The thing is, its a little bit hazy in the case of a microscopic bh because quantum field theory is not really sufficiently advanced to fully understand the properties.

String theory is an attempt at Quantum gravity, but it still has a ways to go. There are other alternatives, like loop quantum gravity, Non commutative geometries, etc etc

Personally I don't like String theory, it irratates me at this stage frankly, its still extremely raw. Ill give a link to a summary of that in a few

As for singularities in general relativity and black holes. One has to understand that its a little bit complicated. One can in general, rewrite the metric so that certain traits of the singularity are removed. In the case of a schwarschild bh, these are called UV coordinates or Kruscal Schecheres coordinates

 

[Bigus Dickus]

Out of curiosity, does someone know the equation describing how Hawking radiation relates to the mass of a black hole? All this talk about a tennis ball mass black hole has me wondering how long such a microscopic black hole could survive before vaporizing itself. I'm guessing a very, very short time.

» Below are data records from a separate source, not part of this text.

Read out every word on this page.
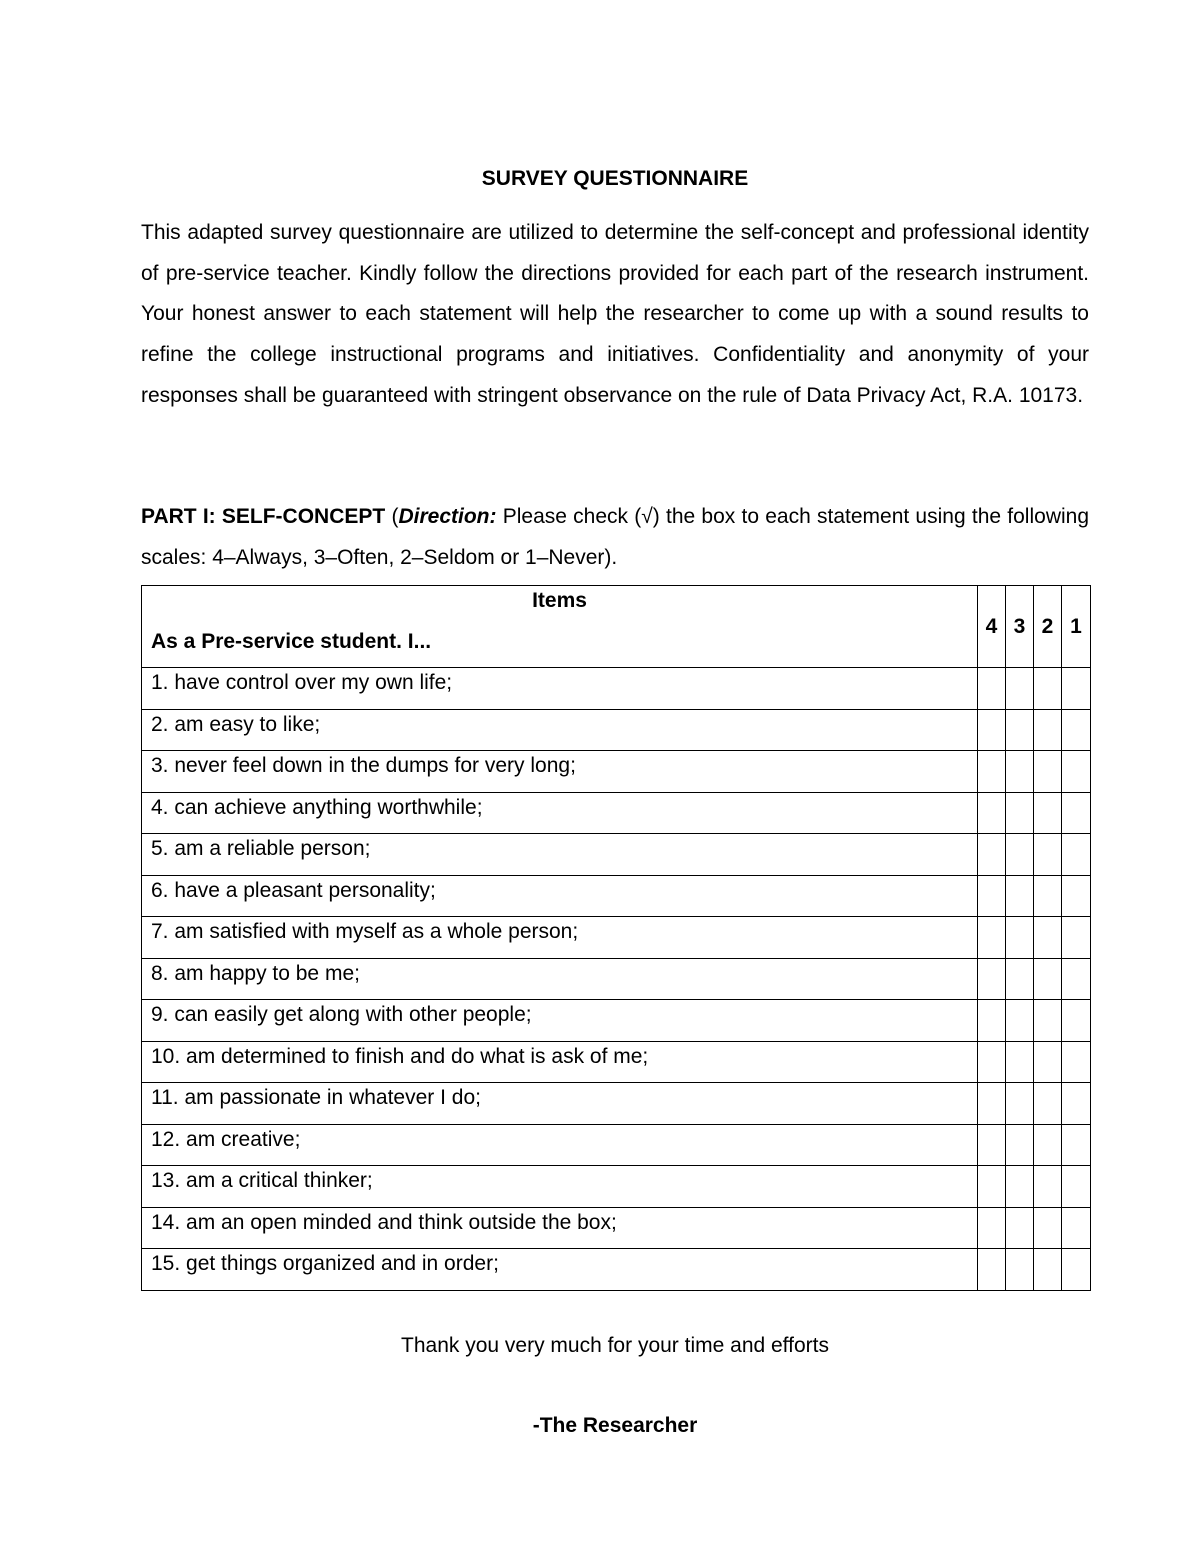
SURVEY QUESTIONNAIRE

This adapted survey questionnaire are utilized to determine the self-concept and professional identity of pre-service teacher. Kindly follow the directions provided for each part of the research instrument. Your honest answer to each statement will help the researcher to come up with a sound results to refine the college instructional programs and initiatives. Confidentiality and anonymity of your responses shall be guaranteed with stringent observance on the rule of Data Privacy Act, R.A. 10173.

PART I: SELF-CONCEPT (Direction: Please check (√) the box to each statement using the following scales: 4–Always, 3–Often, 2–Seldom or 1–Never).

Items
As a Pre-service student. I...	4	3	2	1
1. have control over my own life;				
2. am easy to like;				
3. never feel down in the dumps for very long;				
4. can achieve anything worthwhile;				
5. am a reliable person;				
6. have a pleasant personality;				
7. am satisfied with myself as a whole person;				
8. am happy to be me;				
9. can easily get along with other people;				
10. am determined to finish and do what is ask of me;				
11. am passionate in whatever I do;				
12. am creative;				
13. am a critical thinker;				
14. am an open minded and think outside the box;				
15. get things organized and in order;				
Thank you very much for your time and efforts
-The Researcher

As interesting as miniature black holes are, I find the concept of extremely large and relatively low density black holes to be equally fascinating. It is possible for a black hole to be "black" without the gravity inside causing matter to collapse to a point (or whatever the "correct" theory of quantum gravity will ultimately reveal that it collapses to)... at least not for a relatively long time. If our universe is closed (which, at the moment, it doesn't appear to be), then it could be considered a black hole, and would appear as such to an outside observer (or so I'm thinking... I could be missing a crucial distinction there).

 

[arjan de lumens]

Using a few formulas I found here and here the amount of Hawking radiation and the lifetime of a black hole can be computed rather straightforwardly. For a black hole with the mass of a tennis ball, I get a lifetime of about 10^-19 seconds, give or take an order of magnitude or so. Which indicates that even if you managed to create such a beast, it would immediately explode with the power of a medium-size nuclear weapon.

 

[Heathen]

Which indicates that even if you managed to create such a beast, it would immediately explode with the power of a medium-size nuclear weapon.

So how big are the jobbies Cern will create?

 

[arjan de lumens]

The collision energy of the CERN LHC is stated to be 7 TeV (see under 'Design Performance'), which would be about 1.2* 10^-23 kilograms, or 1.1*10^-6 joule, or, in case of a black hole, a radius of about 1.8*10^-50 meters. Which, AFAIK, wouldn't be noticeable to a human. Given that this is still much weaker than what cosmic rays can do, I wouldn't worry too much.

 

[Bigus Dickus]

Thanks arjan... that's what I was thinking.

 

[Neeyik]

Arjan - it would also evaporate in about 10^-85 seconds too. I think one could argue that black holes simply could not be created on this basis.

 

[arjan de lumens]

One issue with black holes is that they are believed to possess only mass, charge and angular momentum and no other defining characteristics. So if a black hole appeared during the tests at CERN, it could, at least in principle, no matter how small and short-lived it is, break a bunch of the symmetries and invariants that otherwise hold true for particle-particle interactions.